第20章 おまえも一緒
吹き飛ばされた二人は空中で体勢を立て直し、地面に激突することなく両足で着地。
「てめェクソ女!!何しやがる!!」
「……」
二人が向にようやく視線を戻した時。
息を切らして、右足だけで立っていた向が限界を迎え、膝から崩れ落ちる。
地面に倒れこむ直前。
誰かの腕が向のお腹を支えたかと思うと、そのままグンッと変わらない体勢で、引き上げられた。
「何やってんだ」
肩に向を担いだ相澤が、包帯に隠れた口元でボソッと呟いた。
『…消太にぃ』
「さすがにまだ腕では持てない。肩で我慢しろ」
ギプスは取れたものの、それとそう変わらない分厚さで包帯を巻かれた相澤の腕が、ポン、と向の背中を軽く叩いた。
「轟、爆豪。早よ飯食いに行け」
「あァ!?…っほっとけよ…!」
「あ?…なんだって?爆豪」
相澤の威圧感に、爆豪がギリッと歯を食いしばる。
無言のままに相澤を見つめていた轟が、不服そうな顔をした。
「……そうします」
不満げな轟の返事を聞き、相澤は特に何もそれ以上二人に言葉をかけることはなく。
リカバリーガールの待つ出張保健所へと歩き始めた。
『…お兄さん、ものすごく目立ってるんだけど、他人のフリは…?』
「やめだ。

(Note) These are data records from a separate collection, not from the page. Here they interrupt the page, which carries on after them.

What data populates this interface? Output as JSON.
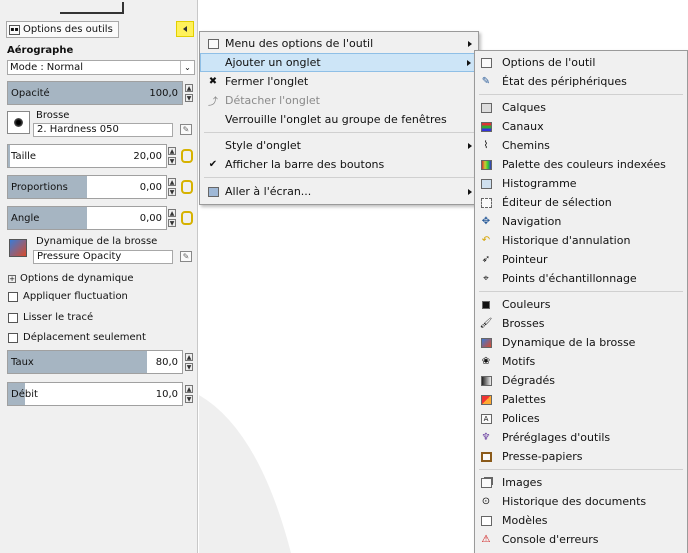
{
  "tool_options": {
    "tab_label": "Options des outils",
    "tool_name": "Aérographe",
    "mode_label": "Mode :",
    "mode_value": "Normal",
    "opacity": {
      "label": "Opacité",
      "value": "100,0",
      "fraction": 1.0
    },
    "brush_label": "Brosse",
    "brush_name": "2. Hardness 050",
    "size": {
      "label": "Taille",
      "value": "20,00",
      "fraction": 0.01
    },
    "aspect": {
      "label": "Proportions",
      "value": "0,00",
      "fraction": 0.5
    },
    "angle": {
      "label": "Angle",
      "value": "0,00",
      "fraction": 0.5
    },
    "dynamics_label": "Dynamique de la brosse",
    "dynamics_name": "Pressure Opacity",
    "dynamics_options": "Options de dynamique",
    "apply_jitter": "Appliquer fluctuation",
    "smooth_stroke": "Lisser le tracé",
    "move_only": "Déplacement seulement",
    "rate": {
      "label": "Taux",
      "value": "80,0",
      "fraction": 0.8
    },
    "flow": {
      "label": "Débit",
      "value": "10,0",
      "fraction": 0.1
    }
  },
  "tab_menu": {
    "items": [
      {
        "label": "Menu des options de l'outil",
        "icon": "tool-options-icon",
        "submenu": true
      },
      {
        "label": "Ajouter un onglet",
        "icon": "",
        "submenu": true,
        "highlighted": true
      },
      {
        "label": "Fermer l'onglet",
        "icon": "close-icon"
      },
      {
        "label": "Détacher l'onglet",
        "icon": "detach-icon",
        "disabled": true
      },
      {
        "label": "Verrouille l'onglet au groupe de fenêtres",
        "icon": ""
      },
      {
        "label": "Style d'onglet",
        "icon": "",
        "submenu": true
      },
      {
        "label": "Afficher la barre des boutons",
        "icon": "check-icon"
      },
      {
        "label": "Aller à l'écran...",
        "icon": "screen-icon",
        "submenu": true
      }
    ]
  },
  "add_tab_submenu": {
    "items": [
      {
        "label": "Options de l'outil",
        "icon": "tool-options-icon"
      },
      {
        "label": "État des périphériques",
        "icon": "device-status-icon"
      },
      {
        "label": "Calques",
        "icon": "layers-icon"
      },
      {
        "label": "Canaux",
        "icon": "channels-icon"
      },
      {
        "label": "Chemins",
        "icon": "paths-icon"
      },
      {
        "label": "Palette des couleurs indexées",
        "icon": "colormap-icon"
      },
      {
        "label": "Histogramme",
        "icon": "histogram-icon"
      },
      {
        "label": "Éditeur de sélection",
        "icon": "selection-editor-icon"
      },
      {
        "label": "Navigation",
        "icon": "navigation-icon"
      },
      {
        "label": "Historique d'annulation",
        "icon": "undo-history-icon"
      },
      {
        "label": "Pointeur",
        "icon": "pointer-icon"
      },
      {
        "label": "Points d'échantillonnage",
        "icon": "sample-points-icon"
      },
      {
        "label": "Couleurs",
        "icon": "colors-icon"
      },
      {
        "label": "Brosses",
        "icon": "brushes-icon"
      },
      {
        "label": "Dynamique de la brosse",
        "icon": "paint-dynamics-icon"
      },
      {
        "label": "Motifs",
        "icon": "patterns-icon"
      },
      {
        "label": "Dégradés",
        "icon": "gradients-icon"
      },
      {
        "label": "Palettes",
        "icon": "palettes-icon"
      },
      {
        "label": "Polices",
        "icon": "fonts-icon"
      },
      {
        "label": "Préréglages d'outils",
        "icon": "tool-presets-icon"
      },
      {
        "label": "Presse-papiers",
        "icon": "buffers-icon"
      },
      {
        "label": "Images",
        "icon": "images-icon"
      },
      {
        "label": "Historique des documents",
        "icon": "document-history-icon"
      },
      {
        "label": "Modèles",
        "icon": "templates-icon"
      },
      {
        "label": "Console d'erreurs",
        "icon": "error-console-icon"
      }
    ]
  },
  "colors": {
    "highlight": "#cde5f7",
    "slider_fill": "#a6b5c2",
    "tab_button": "#fff15a"
  }
}
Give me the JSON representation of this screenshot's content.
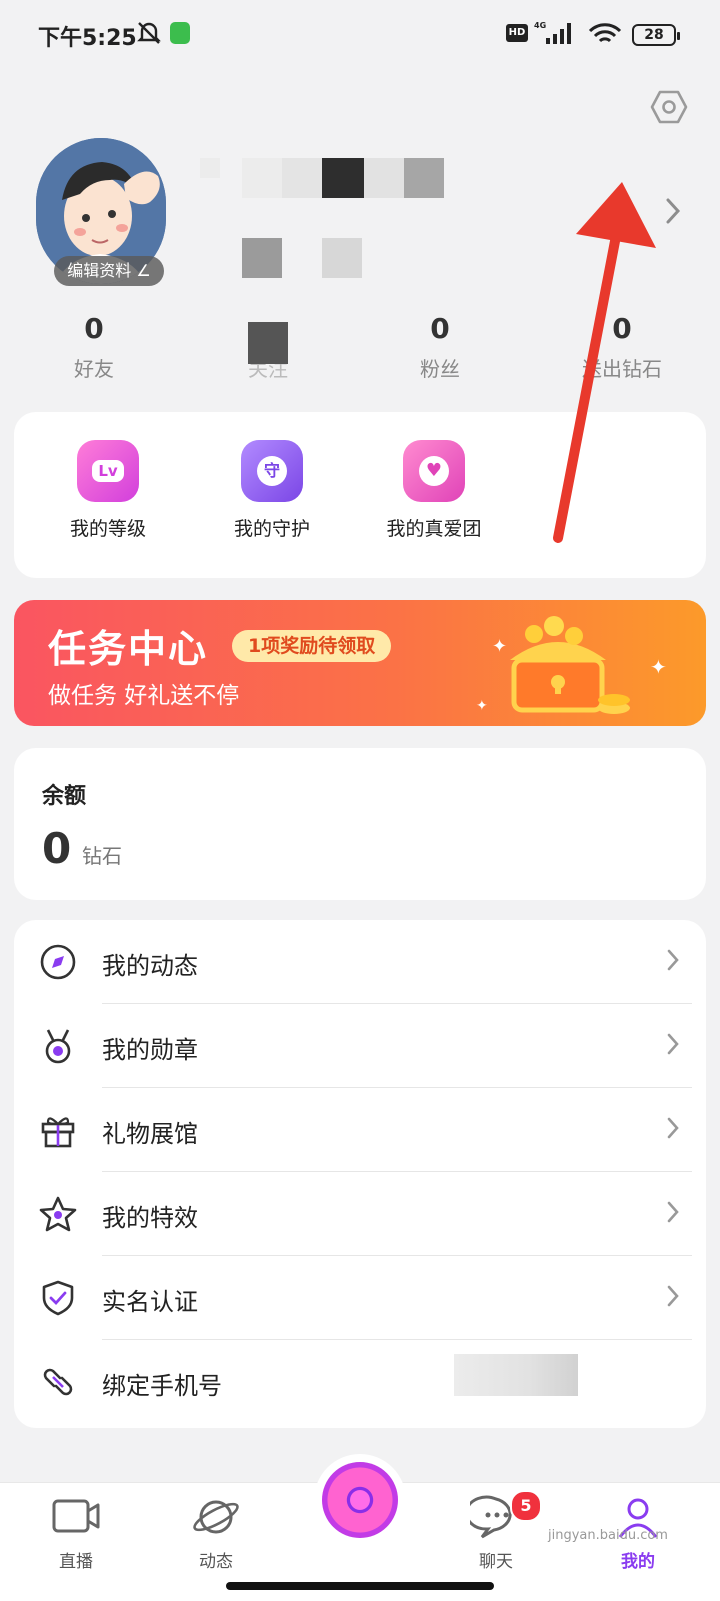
{
  "status_bar": {
    "time": "下午5:25",
    "network": "4G",
    "hd": "HD",
    "battery": "28"
  },
  "profile": {
    "edit_label": "编辑资料"
  },
  "stats": [
    {
      "value": "0",
      "label": "好友"
    },
    {
      "value": "",
      "label": "关注"
    },
    {
      "value": "0",
      "label": "粉丝"
    },
    {
      "value": "0",
      "label": "送出钻石"
    }
  ],
  "shortcuts": [
    {
      "label": "我的等级",
      "icon": "level-icon",
      "badge": "Lv"
    },
    {
      "label": "我的守护",
      "icon": "guard-icon",
      "badge": "守"
    },
    {
      "label": "我的真爱团",
      "icon": "heart-team-icon",
      "badge": "♥"
    }
  ],
  "task_banner": {
    "title": "任务中心",
    "pill": "1项奖励待领取",
    "subtitle": "做任务 好礼送不停"
  },
  "balance": {
    "title": "余额",
    "value": "0",
    "unit": "钻石"
  },
  "menu": [
    {
      "label": "我的动态",
      "icon": "compass-icon"
    },
    {
      "label": "我的勋章",
      "icon": "medal-icon"
    },
    {
      "label": "礼物展馆",
      "icon": "gift-icon"
    },
    {
      "label": "我的特效",
      "icon": "star-icon"
    },
    {
      "label": "实名认证",
      "icon": "shield-check-icon"
    },
    {
      "label": "绑定手机号",
      "icon": "link-icon"
    }
  ],
  "bottom_nav": [
    {
      "label": "直播",
      "icon": "live-camera-icon"
    },
    {
      "label": "动态",
      "icon": "planet-icon"
    },
    {
      "label": "",
      "icon": "record-button-icon"
    },
    {
      "label": "聊天",
      "icon": "chat-bubble-icon"
    },
    {
      "label": "我的",
      "icon": "profile-icon"
    }
  ],
  "chat_badge": "5",
  "watermark": "jingyan.baidu.com",
  "colors": {
    "accent": "#8a3cf0",
    "banner_start": "#fa5561",
    "banner_end": "#fc9a2a",
    "arrow": "#e8392c"
  }
}
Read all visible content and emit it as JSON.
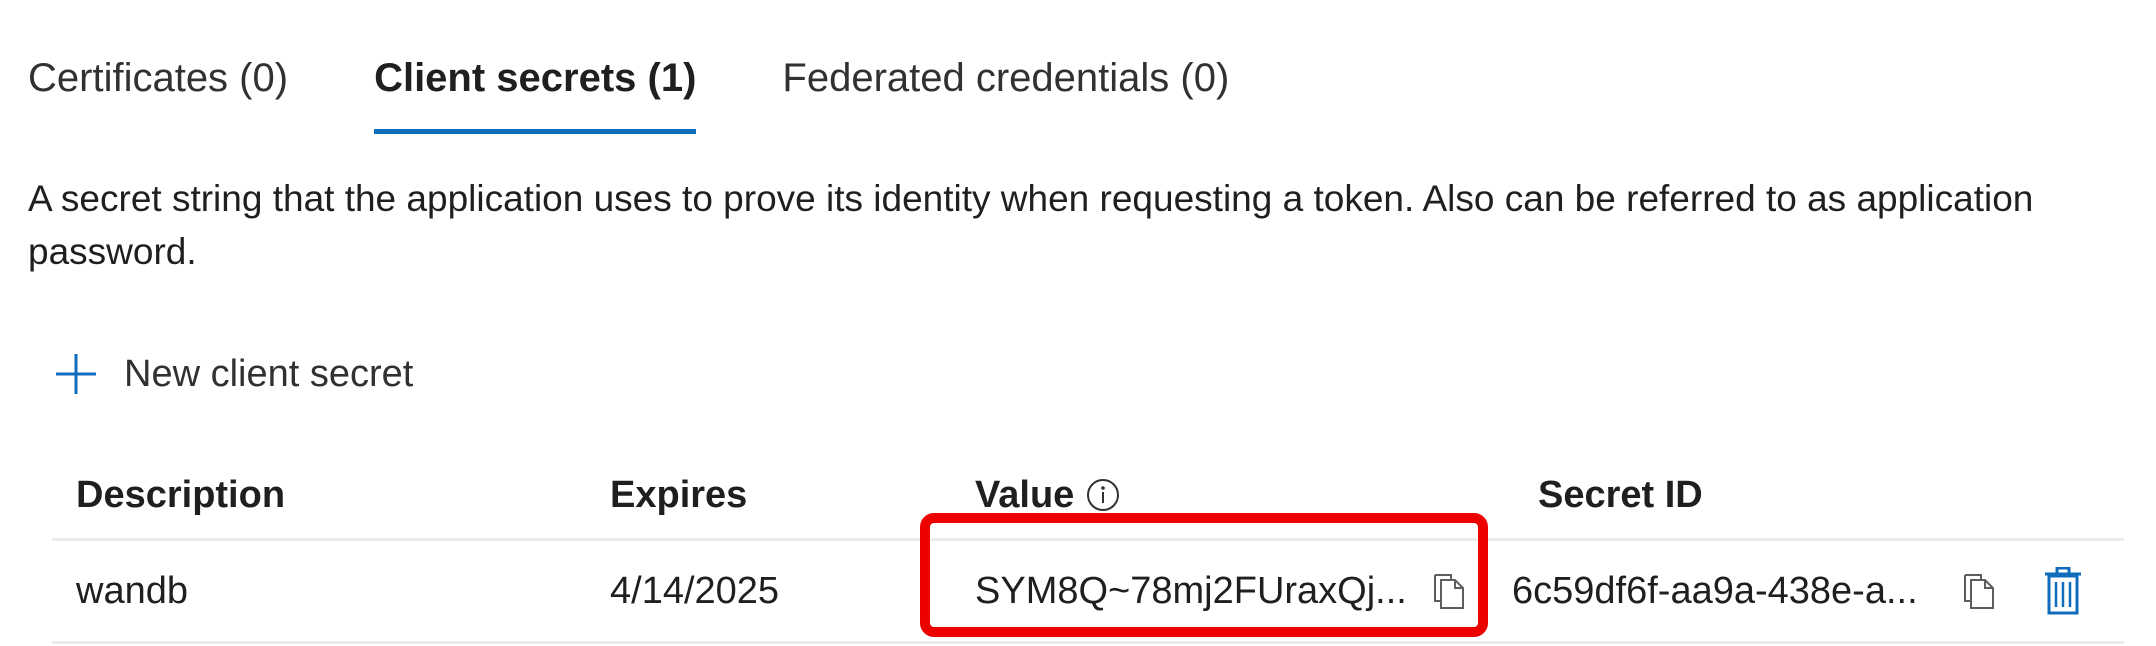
{
  "tabs": [
    {
      "label": "Certificates (0)",
      "active": false
    },
    {
      "label": "Client secrets (1)",
      "active": true
    },
    {
      "label": "Federated credentials (0)",
      "active": false
    }
  ],
  "description": "A secret string that the application uses to prove its identity when requesting a token. Also can be referred to as application password.",
  "new_secret": {
    "label": "New client secret",
    "icon": "plus-icon"
  },
  "table": {
    "headers": {
      "description": "Description",
      "expires": "Expires",
      "value": "Value",
      "secret_id": "Secret ID"
    },
    "rows": [
      {
        "description": "wandb",
        "expires": "4/14/2025",
        "value": "SYM8Q~78mj2FUraxQj...",
        "secret_id": "6c59df6f-aa9a-438e-a..."
      }
    ]
  },
  "colors": {
    "accent": "#0f6cbd",
    "highlight": "#ec0000"
  }
}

バカな同期が全国放送のテレビ中継も兼ねてる会場の解説でバラしやがった」
腕が使えたら、殺ってた。
なんてプロヒーローとは思えない言葉を吐く相澤の苛立ちが、彼の纏う雰囲気でひしひしと伝わってくる。
向は両腕と両足を投げ出したまま、されるがままに相澤に運ばれていく。
『私はとりあえず、遠縁の親戚としか言ってないけど。今後もそのスタンスでいいんだよね?』
「あぁ、次何かマイクがバラそうもんならあのモヒカンを根本から引っこ抜く」
『えげつな』
「おまえ、リカバリーガールの治療受けてたら昼飯食う時間なんてねぇからな。あいつらと何してたんだか知らねえが」
『昼抜きか…えげつな…』
気の抜けた声を出す向の腰を押さえる相澤の腕が、ギッとキツくしまった。
ぐ、と呻いた向が身体を起こし、吐息のかかる距離で相澤を睨みつける。
ジトっとした彼の視線を受け、向は、深くため息をついた。